Zum anderen konnten die Trampeltiere der NPD & Co eine vorher nicht gekannte Mobilisierung auf der Straße hinlegen. Diese bescherte fast jeder Großstadt einen Naziaufmarsch. Diese fanden nun auch in vermeintlich linken Hochburgen statt, und boten uns viel Fläche, sich mal wieder auf der Straße richtig einzubringen, jenseits der üblichen Orte und Termine (1.Mai, Gorleben, ...) unserer subversiven Praxis.
Auch gab die Ausstellung so manchem Provinz- CDUler mal die Möglichkeit sein reaktionäres Geschichtsbild in der Lokalpresse zum Besten zu geben. Wogegen findige Antifas gut polemisieren und agitieren konnten.
 

Im Jahr 2001 ff alles Anders

Die sogenannte "Stahlhelmfraktion" der CDU und andere Reaktionäre hatten sich von kleinen Ausnahmen abgesehen nicht in Berlin, der ersten Station der neuen Wehrmachtsausstellung zu Wort gemeldet.
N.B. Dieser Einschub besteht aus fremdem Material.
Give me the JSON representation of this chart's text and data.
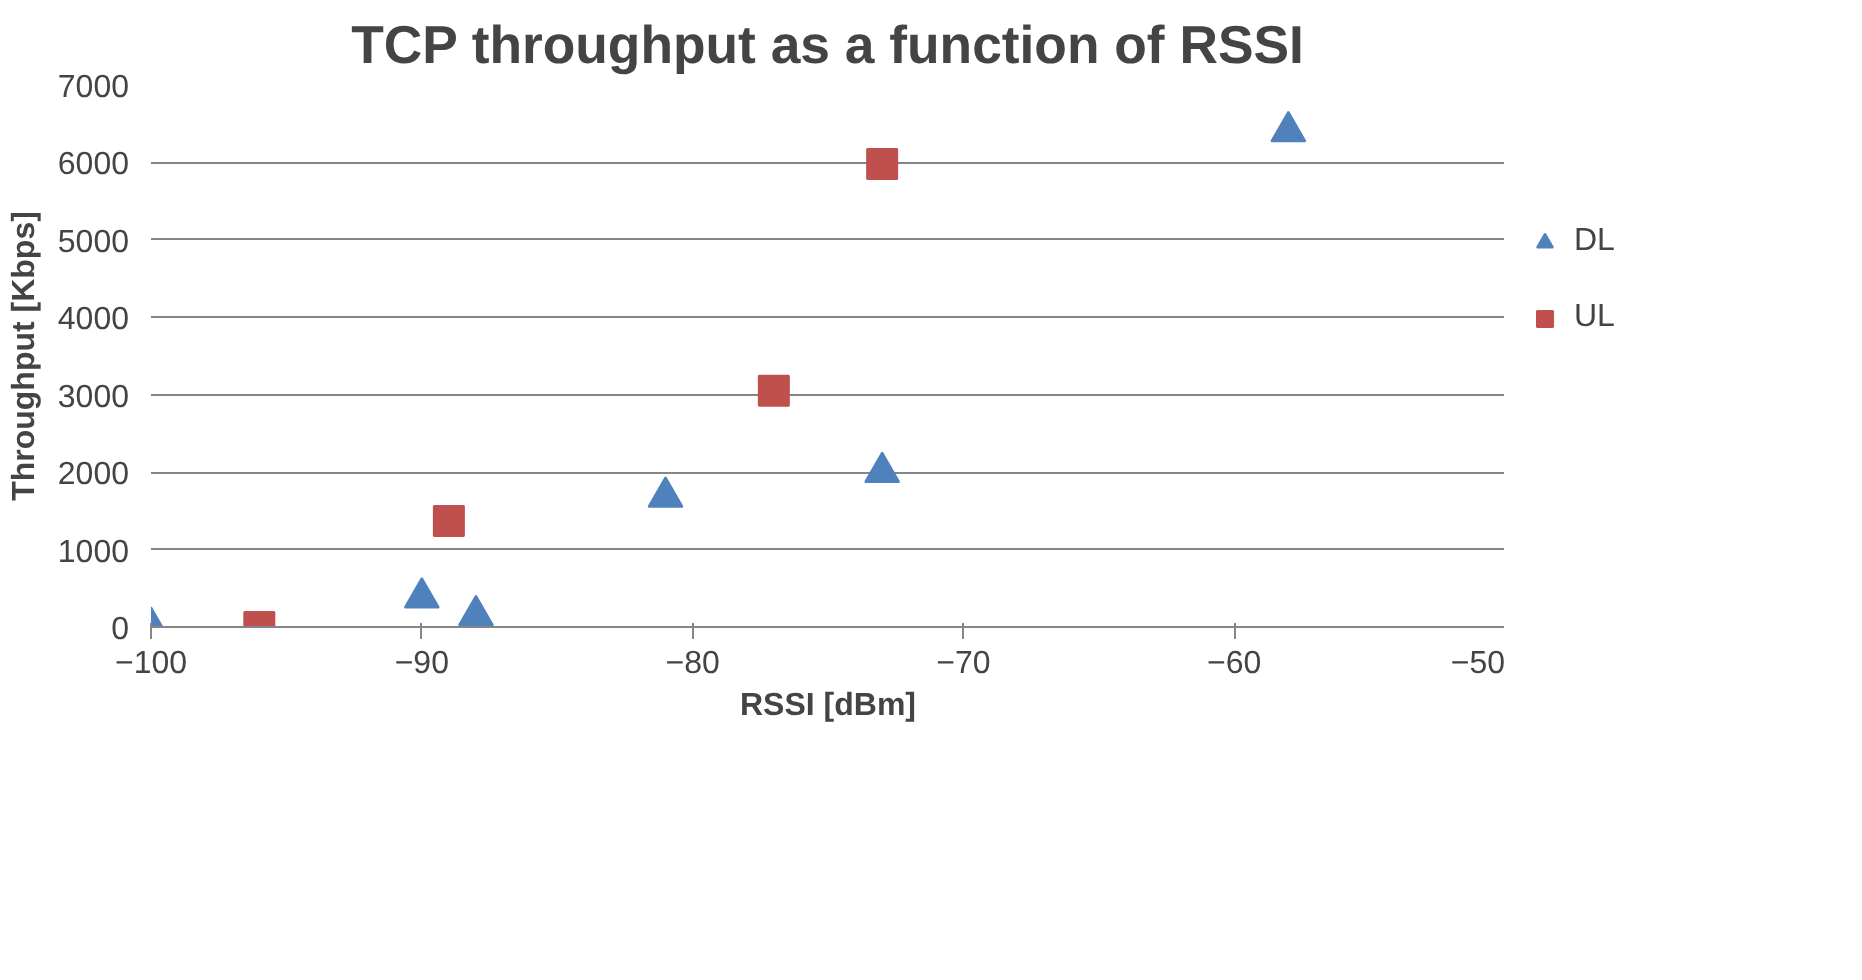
{
  "chart_data": {
    "type": "scatter",
    "title": "TCP throughput as a function of RSSI",
    "xlabel": "RSSI [dBm]",
    "ylabel": "Throughput [Kbps]",
    "xlim": [
      -100,
      -50
    ],
    "xticks": [
      -100,
      -90,
      -80,
      -70,
      -60,
      -50
    ],
    "ylim": [
      0,
      7000
    ],
    "yticks": [
      0,
      1000,
      2000,
      3000,
      4000,
      5000,
      6000,
      7000
    ],
    "grid": "y",
    "legend": "right",
    "series": [
      {
        "name": "DL",
        "color": "#4f81bd",
        "marker": "triangle",
        "x": [
          -100,
          -90,
          -88,
          -81,
          -73,
          -58
        ],
        "values": [
          0,
          380,
          150,
          1680,
          2000,
          6400
        ]
      },
      {
        "name": "UL",
        "color": "#c0504d",
        "marker": "square",
        "x": [
          -96,
          -89,
          -77,
          -73
        ],
        "values": [
          0,
          1370,
          3050,
          5980
        ]
      }
    ]
  }
}
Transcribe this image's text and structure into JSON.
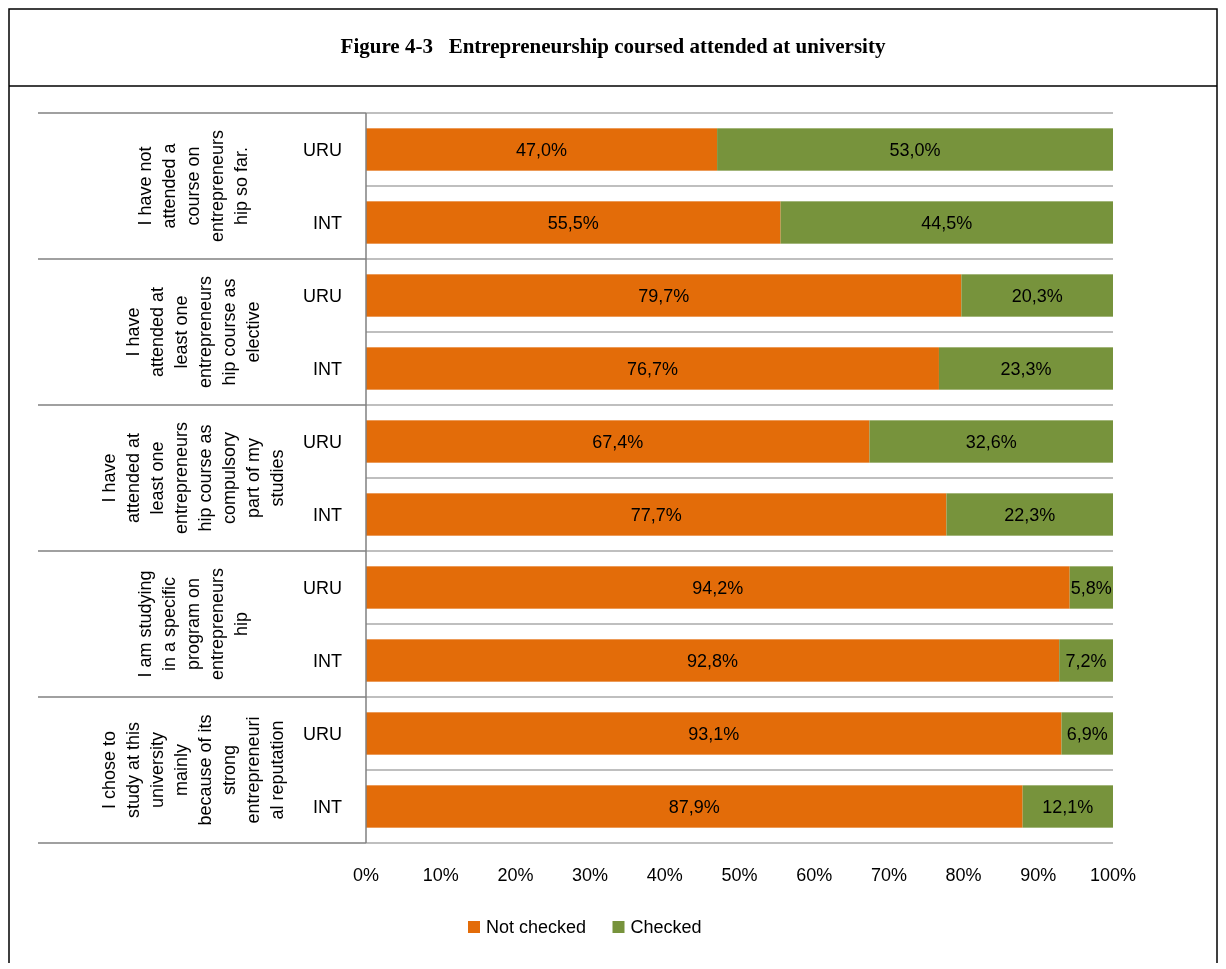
{
  "chart_data": {
    "type": "bar",
    "orientation": "horizontal",
    "stacked": true,
    "title": "Figure 4-3   Entrepreneurship coursed attended at university",
    "categories": [
      "URU",
      "INT",
      "URU",
      "INT",
      "URU",
      "INT",
      "URU",
      "INT",
      "URU",
      "INT"
    ],
    "annotations": [
      "I have not\nattended a\ncourse on\nentrepreneurs\nhip so far.",
      "I have\nattended at\nleast one\nentrepreneurs\nhip course as\nelective",
      "I have\nattended at\nleast one\nentrepreneurs\nhip course as\ncompulsory\npart of my\nstudies",
      "I am studying\nin a specific\nprogram on\nentrepreneurs\nhip",
      "I chose to\nstudy at this\nuniversity\nmainly\nbecause of its\nstrong\nentrepreneuri\nal reputation"
    ],
    "series": [
      {
        "name": "Not checked",
        "color": "#e36c09",
        "values": [
          47.0,
          55.5,
          79.7,
          76.7,
          67.4,
          77.7,
          94.2,
          92.8,
          93.1,
          87.9
        ],
        "value_labels": [
          "47,0%",
          "55,5%",
          "79,7%",
          "76,7%",
          "67,4%",
          "77,7%",
          "94,2%",
          "92,8%",
          "93,1%",
          "87,9%"
        ]
      },
      {
        "name": "Checked",
        "color": "#77933c",
        "values": [
          53.0,
          44.5,
          20.3,
          23.3,
          32.6,
          22.3,
          5.8,
          7.2,
          6.9,
          12.1
        ],
        "value_labels": [
          "53,0%",
          "44,5%",
          "20,3%",
          "23,3%",
          "32,6%",
          "22,3%",
          "5,8%",
          "7,2%",
          "6,9%",
          "12,1%"
        ]
      }
    ],
    "xlim": [
      0,
      100
    ],
    "xticks": [
      {
        "value": 0,
        "label": "0%"
      },
      {
        "value": 10,
        "label": "10%"
      },
      {
        "value": 20,
        "label": "20%"
      },
      {
        "value": 30,
        "label": "30%"
      },
      {
        "value": 40,
        "label": "40%"
      },
      {
        "value": 50,
        "label": "50%"
      },
      {
        "value": 60,
        "label": "60%"
      },
      {
        "value": 70,
        "label": "70%"
      },
      {
        "value": 80,
        "label": "80%"
      },
      {
        "value": 90,
        "label": "90%"
      },
      {
        "value": 100,
        "label": "100%"
      }
    ],
    "grid": "y",
    "legend": "bottom"
  }
}
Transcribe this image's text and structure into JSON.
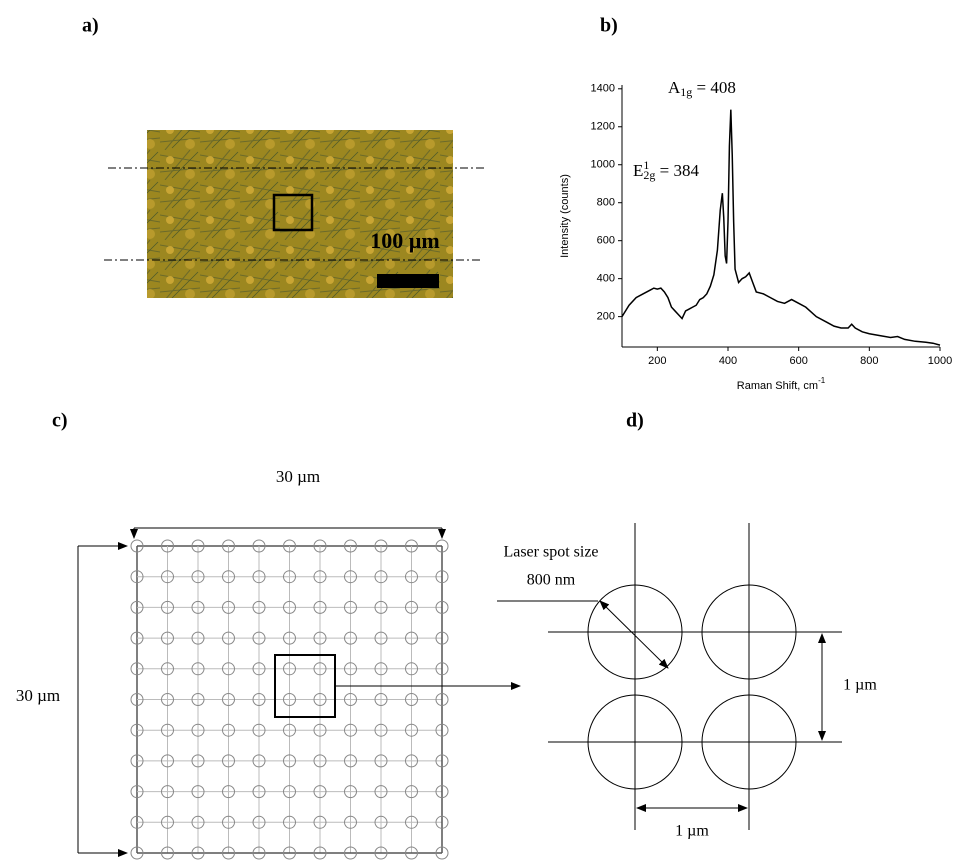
{
  "panel_labels": [
    "a)",
    "b)",
    "c)",
    "d)"
  ],
  "image_a": {
    "scale_label": "100 µm"
  },
  "chart_data": {
    "type": "line",
    "y_label": "Intensity (counts)",
    "x_label": {
      "text": "Raman Shift, cm",
      "sup": "-1"
    },
    "annotations": [
      {
        "base": "A",
        "sub": "1g",
        "rest": " = 408"
      },
      {
        "base": "E",
        "sup": "1",
        "sub": "2g",
        "rest": " = 384"
      }
    ],
    "x": [
      100,
      120,
      140,
      160,
      180,
      190,
      200,
      210,
      220,
      230,
      240,
      250,
      260,
      270,
      280,
      290,
      300,
      310,
      320,
      330,
      340,
      350,
      360,
      370,
      378,
      384,
      388,
      392,
      396,
      400,
      404,
      408,
      412,
      416,
      420,
      430,
      440,
      450,
      460,
      470,
      480,
      500,
      520,
      540,
      560,
      580,
      600,
      620,
      650,
      680,
      700,
      720,
      740,
      750,
      760,
      780,
      800,
      830,
      860,
      880,
      900,
      930,
      960,
      980,
      1000
    ],
    "y": [
      200,
      260,
      300,
      320,
      340,
      350,
      345,
      350,
      330,
      300,
      250,
      230,
      210,
      190,
      230,
      240,
      250,
      260,
      290,
      300,
      320,
      360,
      420,
      550,
      760,
      850,
      720,
      520,
      480,
      700,
      1100,
      1290,
      1050,
      700,
      450,
      380,
      400,
      410,
      430,
      380,
      330,
      320,
      300,
      280,
      270,
      290,
      270,
      250,
      200,
      170,
      150,
      140,
      140,
      160,
      140,
      120,
      110,
      100,
      90,
      95,
      80,
      70,
      65,
      60,
      50
    ],
    "color": "#000000",
    "xlim": [
      100,
      1000
    ],
    "xticks": [
      200,
      400,
      600,
      800,
      1000
    ],
    "ylim": [
      40,
      1420
    ],
    "yticks": [
      200,
      400,
      600,
      800,
      1000,
      1200,
      1400
    ]
  },
  "diagram_c": {
    "top_label": "30 µm",
    "left_label": "30 µm"
  },
  "diagram_d": {
    "spot_label": "Laser spot size",
    "spot_size": "800 nm",
    "vertical_label": "1 µm",
    "horizontal_label": "1 µm"
  }
}
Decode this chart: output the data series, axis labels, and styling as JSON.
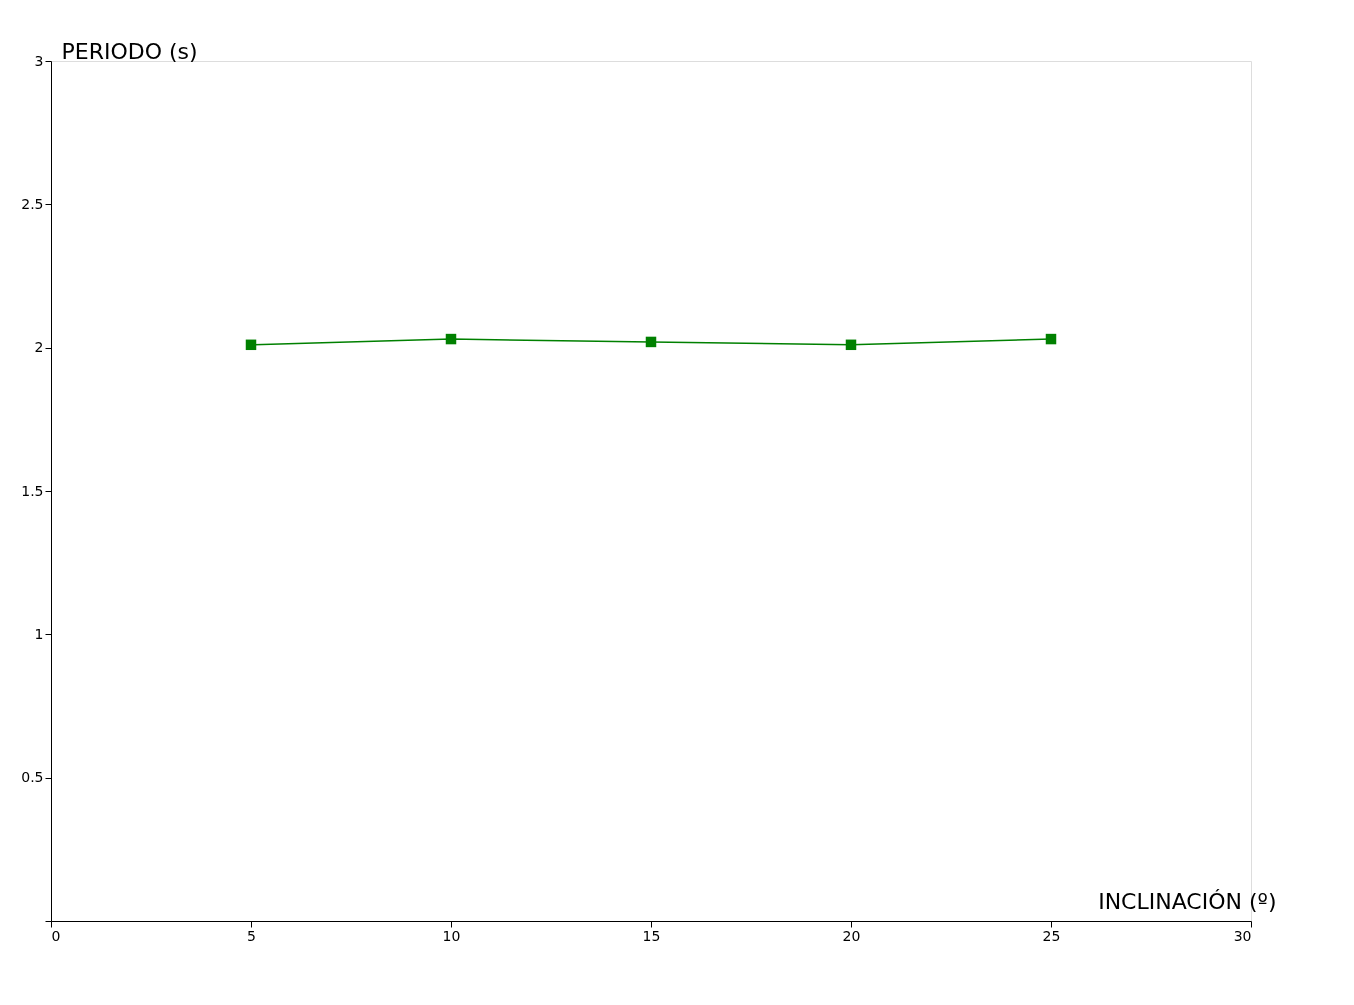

Scheuen sie sich vielleicht mit den "Extremisten von Rechts" nach dem "Aufstand der Anständigen" in einem Boot zu rudern? So kann es auch an der besonderen Situation in Berlin liegen dass sie hier mehr Skrupel haben mit ihrem revisionistischen Geschichtsverständnis offen aufzutreten, und durch Spendenskandale eh schon politisch schwer angeschlagen war. So hat hier die CDU andere Problemen nach der verlorenen Wahl als sich mit so einem Randgruppenthema zu beschäftigen, wo die Fronten ohnehin schon klar sind.
Die Stiefelnazis konnten trotz intensivster Mobilisierung zu ihrem Aufmarsch am 1. Dezember nur die Hälfte ihres Erfolges von München vor knapp fünf Jahren verbuchen und zeigen, dass sie durch verschiedene Faktoren bedingt ihren Zenit schon lange überschritten haben. Auch wenn es sie noch als politisch handelnde Kraft auf der Straße auftreten können.
Die Antifa und die übrigen Reste der Bewegungslinken sollten die Aufmärsche der Nazis, die mit der Ausstellung mittouren, nutzen, mal wieder überall Aufruhr und Unfrieden zu verbreiten. So lässt sich zu diesen Anlässen für die Antifa ein größeres interessiertes Potenzial mobilisieren als sonst beim allwöchentlichen Worch & Jünger Aufmarsch in sonst wo und zwar aufgebrachte junge Leute. in die Jahre gekommene Linke und umherreisende Desperados und Polithooligans.